Roles | Activity | Hours | Personnel | Total |
Functions | Determination of need for document | 1 | 6 | 6 |
Author | Document development | 6 | 1 | 6 |
Functions | Off-line review (three rounds) | 3 | 6 | 18 |
Functions | Review meetings (three rounds) | 3 | 6 | 18 |
Author | Review management | 6 | 1 | 6 |
Author | Comment consolidation and revision | 12 | 1 | 12 |
QA | Formatting | 2 | 1 | 2 |
QA | QC review | 2 | 1 | 2 |
QA | Approval management | 1 | 1 | 1 |
Functions | Curriculum identification | 0.5 | 6 | 3 |
Training | Curriculum set-up | 1 | 1 | 1 |
Functions | Training | 0.5 | 100 | 50 |
Training | Training Oversight | 3 | 1 | 3 |
TOTAL | 128 |
We multiply that by a typical number of documents:
Document Type | # of Documents | x 128 Hours |
Policies | 15 | 1920 |
SOPs | 150 | 19200 |
Work Instructions | 50 | 6400 |
Forms | 50 | 6400 |
Templates | 50 | 6400 |
TOTAL | 315 | 40320 |
Thus, a mid-sized organization is devoting over 40,000 hours a year to its quality processes. Since people work about 2,000 hours per year, that’s almost 20 FTEs per year. If the organization has 1000 employees, that’s 2% of the workforce. On average, each person is devoting one week out of a year to SOPs.

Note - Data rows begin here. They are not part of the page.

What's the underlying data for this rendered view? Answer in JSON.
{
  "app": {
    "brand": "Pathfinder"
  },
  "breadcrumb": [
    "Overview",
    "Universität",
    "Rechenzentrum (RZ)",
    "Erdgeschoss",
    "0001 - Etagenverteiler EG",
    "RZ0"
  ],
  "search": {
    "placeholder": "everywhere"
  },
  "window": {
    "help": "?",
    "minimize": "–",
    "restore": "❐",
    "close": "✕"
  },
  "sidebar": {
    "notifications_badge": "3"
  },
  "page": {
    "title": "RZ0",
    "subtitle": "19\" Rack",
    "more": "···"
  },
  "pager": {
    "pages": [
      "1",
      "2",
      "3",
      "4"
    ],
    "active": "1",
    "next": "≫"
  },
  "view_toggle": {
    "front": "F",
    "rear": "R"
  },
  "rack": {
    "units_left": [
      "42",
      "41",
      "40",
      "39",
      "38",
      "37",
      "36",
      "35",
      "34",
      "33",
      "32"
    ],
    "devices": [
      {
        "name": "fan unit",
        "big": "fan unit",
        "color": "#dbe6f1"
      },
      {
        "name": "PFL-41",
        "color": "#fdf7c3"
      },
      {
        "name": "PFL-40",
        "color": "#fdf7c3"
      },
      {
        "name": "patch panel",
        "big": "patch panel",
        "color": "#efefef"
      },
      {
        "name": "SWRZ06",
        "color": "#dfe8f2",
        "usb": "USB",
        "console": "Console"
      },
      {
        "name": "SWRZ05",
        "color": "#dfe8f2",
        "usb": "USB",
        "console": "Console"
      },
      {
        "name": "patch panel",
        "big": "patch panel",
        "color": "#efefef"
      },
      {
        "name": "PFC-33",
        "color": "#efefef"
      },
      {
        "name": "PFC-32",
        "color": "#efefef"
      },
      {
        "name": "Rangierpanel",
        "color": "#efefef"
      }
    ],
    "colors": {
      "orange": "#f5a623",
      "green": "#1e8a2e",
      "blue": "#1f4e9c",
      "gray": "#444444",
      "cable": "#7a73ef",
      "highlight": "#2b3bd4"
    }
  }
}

In a small biotech, let’s assume four different functions are working on an SOP that 20 people have to train on:
Roles | Activity | Hours | Personnel | Total |
Functions | Determination of need for document | 1 | 4 | 4 |
Author | Document development | 6 | 1 | 6 |
Functions | Off-line review (three rounds) | 3 | 4 | 12 |
Functions | Review meetings (three rounds) | 3 | 4 | 12 |
Author | Review management | 6 | 1 | 6 |
Author | Comment consolidation and revision | 12 | 1 | 12 |
QA | Formatting | 2 | 1 | 2 |
QA | QC review | 2 | 1 | 2 |
QA | Approval management | 1 | 1 | 1 |
Functions | Curriculum identification | 0.5 | 4 | 2 |
Training | Curriculum set-up | 1 | 1 | 1 |
Functions | Training | 0.5 | 20 | 10 |
Training | Training Oversight | 3 | 1 | 3 |
TOTAL | 73 |
And now we multiply by a more modest number of procedures:
Document Type | # of Documents | x 73 Hours |
Policies | 5 | 365 |
SOPs | 25 | 1825 |
Work Instructions | 5 | 365 |
Forms | 15 | 1095 |
Templates | 5 | 365 |
TOTAL | 55 | 4015 |
That’s two FTE years for a small biotech. In a company with 100 people, that’s the equivalent of 2% of the workforce – about the same as a large company.
Is the equivalent of 2% of the workforce too much to dedicate to SOPs? That depends. If those SOPs are enabling compliance and promoting efficiency, it may be well worth the cost. But because SOPs have a real cost, we will be even more efficient if we eliminate documents with redundant content.